China is, understandably, economical in its praise when it comes to its regional rival, India. Yet the unthinkable happened when Beijing conceded, almost with a touch of admiration, that India has emerged as the global Big Brother when it comes to enforcing internet shutdowns. China’s admission is borne out by data; a report by an internet advocacy group has found that till 2018, India — a democracy — accounted for 67 per cent of the internet blockages that took place around the globe. This year has not been any different, with as many as 95 outages being reported from different corners of the country. Tellingly, there seems to be a clear association between public protest and the curtailment of the internet. Kashmir has had to do without this service since August when the Bharatiya Janata Party-led Union government stripped the former state of Article 370. The interruption, combined with the lockdown imposed by the Centre, has inconvenienced the citizens there greatly. Families have not been able to get in touch with those residing out of Kashmir; shortages in food, fuel and medicines along with the stifling of dissent have gone unreported. The government has, predictably, remained unmoved. What is worrying is the inertia of the arbiters of justice. But the massive protests against the Citizenship (Amendment) Act have proved to be an unexpected leveller in this case. As people poured out into the streets in thousands, administrations in Uttar Pradesh, Delhi, Assam, Tripura, Meghalaya, Arunachal Pradesh, Karnataka and Bengal imposed complete or partial restrictions on internet availability.

Unsurprisingly, the authorities have an alibi to defend such a transgression in spite of its steep economic costs. These prohibitions, the argument goes, are necessary to maintain law and order or prevent the dissemination of incendiary messages. It is true that the internet can be weaponized by unruly elements, in and out of uniform.

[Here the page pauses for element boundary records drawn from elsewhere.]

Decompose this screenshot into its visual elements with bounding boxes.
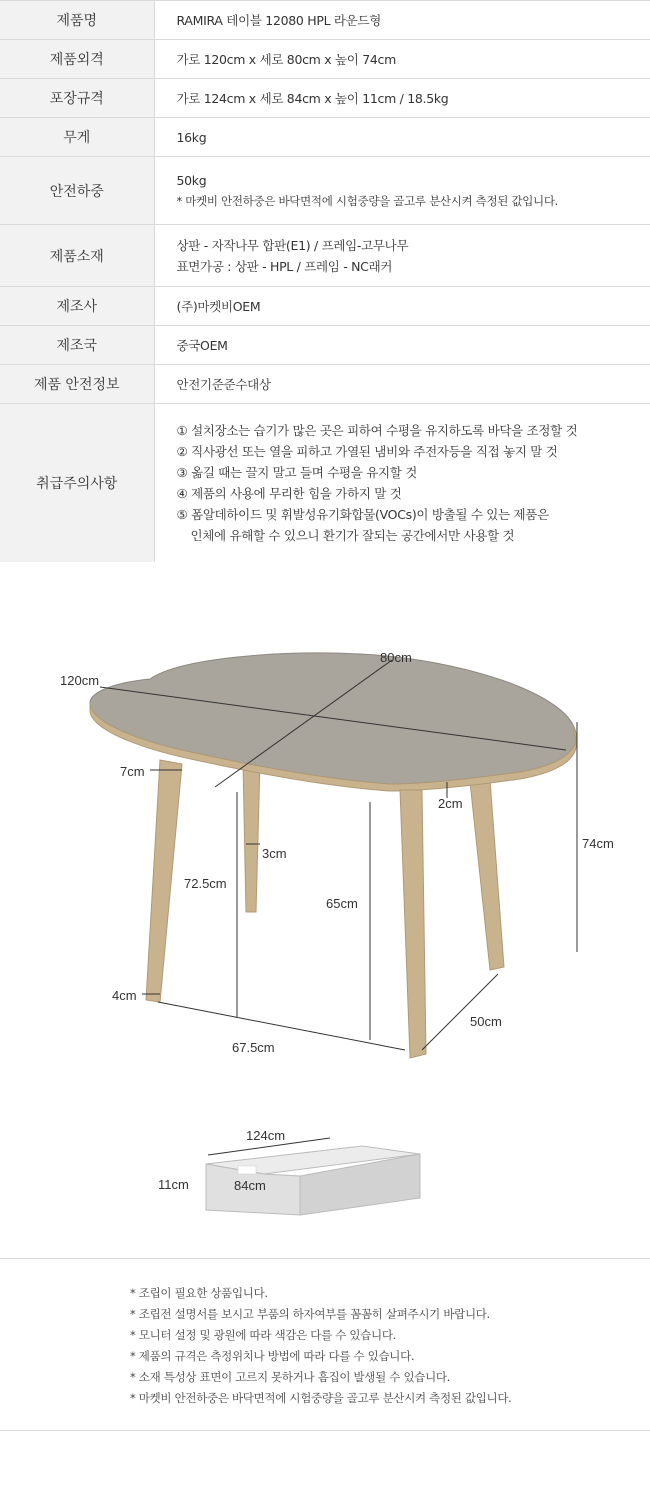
label-span-50: 50cm	[470, 1014, 502, 1029]
spec-row-maker	[0, 287, 650, 326]
spec-label: 안전하중	[0, 157, 154, 225]
dimension-diagram	[0, 562, 650, 1259]
spec-line: ① 설치장소는 습기가 많은 곳은 피하여 수평을 유지하도록 바닥을 조정할 것	[176, 423, 578, 438]
spec-label: 제조국	[0, 326, 154, 365]
label-span-67-5: 67.5cm	[232, 1040, 275, 1055]
spec-line: ⑤ 폼알데하이드 및 휘발성유기화합물(VOCs)이 방출될 수 있는 제품은	[176, 507, 549, 522]
table-leg-back-right	[470, 780, 504, 970]
spec-row-material	[0, 225, 650, 287]
spec-line: 표면가공 : 상판 - HPL / 프레임 - NC래커	[176, 258, 393, 274]
spec-label: 취급주의사항	[0, 404, 154, 563]
spec-value	[154, 404, 650, 563]
label-depth-80: 80cm	[380, 650, 412, 665]
table-dimension-drawing	[0, 562, 650, 1259]
spec-value	[154, 118, 650, 157]
spec-row-name	[0, 1, 650, 40]
table-leg-front-right	[400, 790, 426, 1058]
notice-list	[0, 1259, 650, 1431]
label-top-7: 7cm	[120, 764, 145, 779]
spec-label: 제품명	[0, 1, 154, 40]
label-leg-4: 4cm	[112, 988, 137, 1003]
spec-line: 안전기준준수대상	[176, 376, 271, 392]
spec-line: 상판 - 자작나무 합판(E1) / 프레임-고무나무	[176, 237, 409, 253]
package-box-tape	[238, 1166, 256, 1174]
spec-line: 16kg	[176, 129, 207, 145]
dim-line-67-5	[158, 1002, 405, 1050]
spec-value	[154, 157, 650, 225]
notice-item: * 모니터 설정 및 광원에 따라 색감은 다를 수 있습니다.	[130, 1328, 396, 1342]
spec-line: RAMIRA 테이블 12080 HPL 라운드형	[176, 12, 382, 28]
spec-label: 제품 안전정보	[0, 365, 154, 404]
spec-line: ③ 옮길 때는 끌지 말고 들며 수평을 유지할 것	[176, 465, 417, 480]
spec-row-package	[0, 79, 650, 118]
spec-line: 50kg	[176, 172, 207, 188]
label-height-11: 11cm	[158, 1177, 189, 1192]
spec-label: 제품외격	[0, 40, 154, 79]
spec-label: 제조사	[0, 287, 154, 326]
spec-value	[154, 40, 650, 79]
spec-row-safety	[0, 365, 650, 404]
spec-row-load	[0, 157, 650, 225]
spec-label: 무게	[0, 118, 154, 157]
notice-item: * 조립이 필요한 상품입니다.	[130, 1286, 268, 1300]
label-edge-2: 2cm	[438, 796, 463, 811]
notice-item: * 소재 특성상 표면이 고르지 못하거나 흠집이 발생될 수 있습니다.	[130, 1370, 451, 1384]
spec-table	[0, 0, 650, 563]
table-leg-front-left	[146, 760, 182, 1002]
spec-line: 가로 120cm x 세로 80cm x 높이 74cm	[176, 51, 396, 67]
label-depth-84: 84cm	[234, 1178, 266, 1193]
spec-line: ② 직사광선 또는 열을 피하고 가열된 냄비와 주전자등을 직접 놓지 말 것	[176, 444, 558, 459]
spec-value	[154, 287, 650, 326]
label-width-120: 120cm	[60, 673, 100, 688]
spec-row-country	[0, 326, 650, 365]
spec-label: 포장규격	[0, 79, 154, 118]
label-leg-3: 3cm	[262, 846, 287, 861]
spec-label: 제품소재	[0, 225, 154, 287]
spec-line: 인체에 유해할 수 있으니 환기가 잘되는 공간에서만 사용할 것	[190, 528, 515, 543]
label-length-124: 124cm	[246, 1128, 286, 1143]
spec-value	[154, 79, 650, 118]
spec-value	[154, 326, 650, 365]
notice-item: * 조립전 설명서를 보시고 부품의 하자여부를 꼼꼼히 살펴주시기 바랍니다.	[130, 1307, 490, 1321]
notice-item: * 마켓비 안전하중은 바닥면적에 시험중량을 골고루 분산시켜 측정된 값입니다.	[130, 1391, 512, 1405]
spec-value	[154, 1, 650, 40]
spec-row-dimensions	[0, 40, 650, 79]
spec-line: 가로 124cm x 세로 84cm x 높이 11cm / 18.5kg	[176, 90, 449, 106]
table-leg-back-left	[243, 762, 260, 912]
spec-line: ④ 제품의 사용에 무리한 힘을 가하지 말 것	[176, 486, 402, 501]
spec-row-caution	[0, 404, 650, 563]
spec-value	[154, 365, 650, 404]
spec-row-weight	[0, 118, 650, 157]
spec-line: 중국OEM	[176, 337, 228, 353]
spec-line: (주)마켓비OEM	[176, 298, 261, 314]
spec-line: * 마켓비 안전하중은 바닥면적에 시험중량을 골고루 분산시켜 측정된 값입니다.	[176, 193, 559, 208]
label-height-65: 65cm	[326, 896, 358, 911]
label-height-74: 74cm	[582, 836, 614, 851]
dim-line-50	[422, 974, 498, 1050]
spec-value	[154, 225, 650, 287]
notice-item: * 제품의 규격은 측정위치나 방법에 따라 다를 수 있습니다.	[130, 1349, 415, 1363]
label-height-72-5: 72.5cm	[184, 876, 227, 891]
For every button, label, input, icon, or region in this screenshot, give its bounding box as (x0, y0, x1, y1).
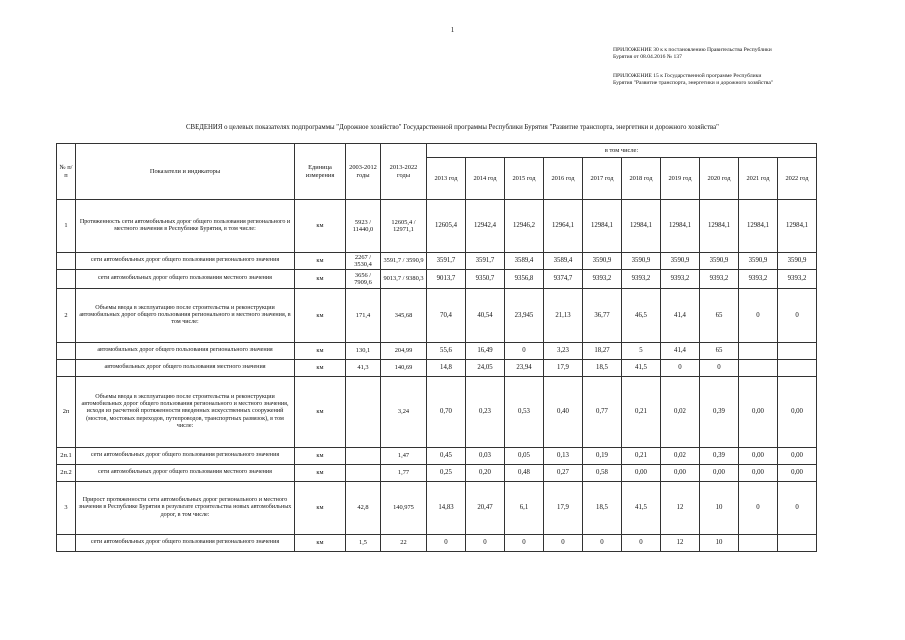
value-year (778, 360, 817, 377)
value-year: 9393,2 (661, 270, 700, 289)
value-year: 24,05 (466, 360, 505, 377)
value-year: 0,58 (583, 465, 622, 482)
value-year: 0 (700, 360, 739, 377)
value-year: 41,4 (661, 289, 700, 343)
header-year: 2021 год (739, 158, 778, 200)
value-year: 0,00 (661, 465, 700, 482)
value-year: 12 (661, 535, 700, 552)
value-year: 9393,2 (739, 270, 778, 289)
value-year: 12984,1 (583, 200, 622, 253)
value-year: 5 (622, 343, 661, 360)
value-year: 9350,7 (466, 270, 505, 289)
value-year: 12984,1 (739, 200, 778, 253)
value-2003-2012 (346, 448, 381, 465)
value-year: 41,4 (661, 343, 700, 360)
value-2003-2012: 171,4 (346, 289, 381, 343)
header-year: 2017 год (583, 158, 622, 200)
unit: км (295, 200, 346, 253)
value-year (739, 343, 778, 360)
value-year: 12984,1 (661, 200, 700, 253)
value-year (739, 535, 778, 552)
value-year: 0,00 (778, 465, 817, 482)
value-2013-2022: 140,69 (381, 360, 427, 377)
value-year: 3590,9 (583, 253, 622, 270)
row-number: 2п (57, 377, 76, 448)
header-num: № п/п (57, 144, 76, 200)
table-row (57, 465, 817, 482)
value-year: 9356,8 (505, 270, 544, 289)
value-2013-2022: 9013,7 / 9380,3 (381, 270, 427, 289)
indicator-name: сети автомобильных дорог общего пользования местного значения (76, 270, 295, 289)
value-year: 3591,7 (466, 253, 505, 270)
table-row (57, 482, 817, 535)
row-number: 2п.2 (57, 465, 76, 482)
header-unit: Единица измерения (295, 144, 346, 200)
value-year: 21,13 (544, 289, 583, 343)
value-2003-2012: 41,3 (346, 360, 381, 377)
indicator-name: сети автомобильных дорог общего пользования местного значения (76, 465, 295, 482)
value-year: 12605,4 (427, 200, 466, 253)
value-2003-2012 (346, 377, 381, 448)
table-row (57, 270, 817, 289)
header-including: в том числе: (427, 144, 817, 158)
value-year: 0 (544, 535, 583, 552)
value-year: 3589,4 (505, 253, 544, 270)
indicators-table (56, 143, 817, 552)
row-number (57, 343, 76, 360)
unit: км (295, 448, 346, 465)
unit: км (295, 465, 346, 482)
value-year: 0,21 (622, 377, 661, 448)
value-year: 0 (583, 535, 622, 552)
value-year: 10 (700, 482, 739, 535)
indicator-name: Объемы ввода в эксплуатацию после строительства и реконструкции автомобильных дорог общего пользования регионального и местного значения, исходя из расчетной протяженности введенных искусственных сооружений (мостов, мостовых переходов, путепроводов, транспортных развязок), в том числе: (76, 377, 295, 448)
value-year: 41,5 (622, 360, 661, 377)
value-year: 9393,2 (778, 270, 817, 289)
value-year: 3590,9 (778, 253, 817, 270)
value-year: 3590,9 (700, 253, 739, 270)
indicator-name: сети автомобильных дорог общего пользования регионального значения (76, 535, 295, 552)
value-year: 0,00 (622, 465, 661, 482)
value-year: 3590,9 (622, 253, 661, 270)
value-year: 0,00 (778, 377, 817, 448)
value-year: 0 (739, 289, 778, 343)
value-year: 3589,4 (544, 253, 583, 270)
value-2003-2012: 2267 / 3530,4 (346, 253, 381, 270)
row-number: 1 (57, 200, 76, 253)
value-year: 0,40 (544, 377, 583, 448)
value-year: 12984,1 (700, 200, 739, 253)
value-year: 3591,7 (427, 253, 466, 270)
value-year: 46,5 (622, 289, 661, 343)
header-year: 2013 год (427, 158, 466, 200)
indicator-name: сети автомобильных дорог общего пользования регионального значения (76, 448, 295, 465)
value-year: 0,27 (544, 465, 583, 482)
value-year: 0,19 (583, 448, 622, 465)
unit: км (295, 360, 346, 377)
value-year: 0,39 (700, 448, 739, 465)
value-year: 0,45 (427, 448, 466, 465)
value-year: 18,5 (583, 360, 622, 377)
value-year: 0,13 (544, 448, 583, 465)
value-year: 9393,2 (622, 270, 661, 289)
value-year: 9393,2 (700, 270, 739, 289)
appendix-line: Бурятия от 08.04.2016 № 137 (613, 54, 682, 60)
value-year: 0 (505, 343, 544, 360)
unit: км (295, 482, 346, 535)
header-year: 2020 год (700, 158, 739, 200)
header-year: 2018 год (622, 158, 661, 200)
table-row (57, 289, 817, 343)
value-year: 0,02 (661, 448, 700, 465)
value-year: 36,77 (583, 289, 622, 343)
value-year: 9393,2 (583, 270, 622, 289)
unit: км (295, 535, 346, 552)
page-number: 1 (450, 26, 455, 34)
indicator-name: сети автомобильных дорог общего пользования регионального значения (76, 253, 295, 270)
value-year: 0 (661, 360, 700, 377)
value-year: 23,94 (505, 360, 544, 377)
value-year (778, 535, 817, 552)
value-year: 3,23 (544, 343, 583, 360)
header-year: 2014 год (466, 158, 505, 200)
table-row (57, 253, 817, 270)
value-year: 0,05 (505, 448, 544, 465)
value-year: 0,23 (466, 377, 505, 448)
indicator-name: Протяженность сети автомобильных дорог общего пользования регионального и местного значения в Республике Бурятия, в том числе: (76, 200, 295, 253)
value-2003-2012: 5923 / 11440,0 (346, 200, 381, 253)
value-year: 18,27 (583, 343, 622, 360)
value-year: 12984,1 (778, 200, 817, 253)
value-year: 10 (700, 535, 739, 552)
value-year: 14,83 (427, 482, 466, 535)
header-period-2003-2012: 2003-2012 годы (346, 144, 381, 200)
value-2013-2022: 1,77 (381, 465, 427, 482)
value-2003-2012: 1,5 (346, 535, 381, 552)
value-year: 12 (661, 482, 700, 535)
indicator-name: автомобильных дорог общего пользования регионального значения (76, 343, 295, 360)
value-year: 3590,9 (661, 253, 700, 270)
value-year: 0,20 (466, 465, 505, 482)
value-year: 70,4 (427, 289, 466, 343)
value-2013-2022: 12605,4 / 12971,1 (381, 200, 427, 253)
appendix-line: ПРИЛОЖЕНИЕ 15 к Государственной программе Республики (613, 73, 762, 79)
value-year: 12946,2 (505, 200, 544, 253)
value-year: 0,02 (661, 377, 700, 448)
indicator-name: Объемы ввода в эксплуатацию после строительства и реконструкции автомобильных дорог общего пользования регионального и местного значения, в том числе: (76, 289, 295, 343)
value-year: 9013,7 (427, 270, 466, 289)
value-year: 0 (427, 535, 466, 552)
value-year: 0,21 (622, 448, 661, 465)
header-period-2013-2022: 2013-2022 годы (381, 144, 427, 200)
value-2013-2022: 140,975 (381, 482, 427, 535)
value-2013-2022: 22 (381, 535, 427, 552)
unit: км (295, 343, 346, 360)
value-2013-2022: 1,47 (381, 448, 427, 465)
table-row (57, 343, 817, 360)
header-year: 2022 год (778, 158, 817, 200)
value-year: 40,54 (466, 289, 505, 343)
value-year: 65 (700, 343, 739, 360)
value-year: 0 (739, 482, 778, 535)
value-year: 0 (622, 535, 661, 552)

But such a necessity must be weighed against crucial counterpoints. Unfettered information is integral to the idea of a modern democracy. Choking the internet goes against the principle of transparency, making it easier for the State to conceal such excesses as the targeted violence by the security apparatus that is unfolding in UP. Public inconvenience is another important factor that is seldom considered. The real problem lies elsewhere. Technology conceived to be a facilitator of freedom is increasingly being transformed at the hands of both authoritarian and democratic regimes into a useful resource of repression.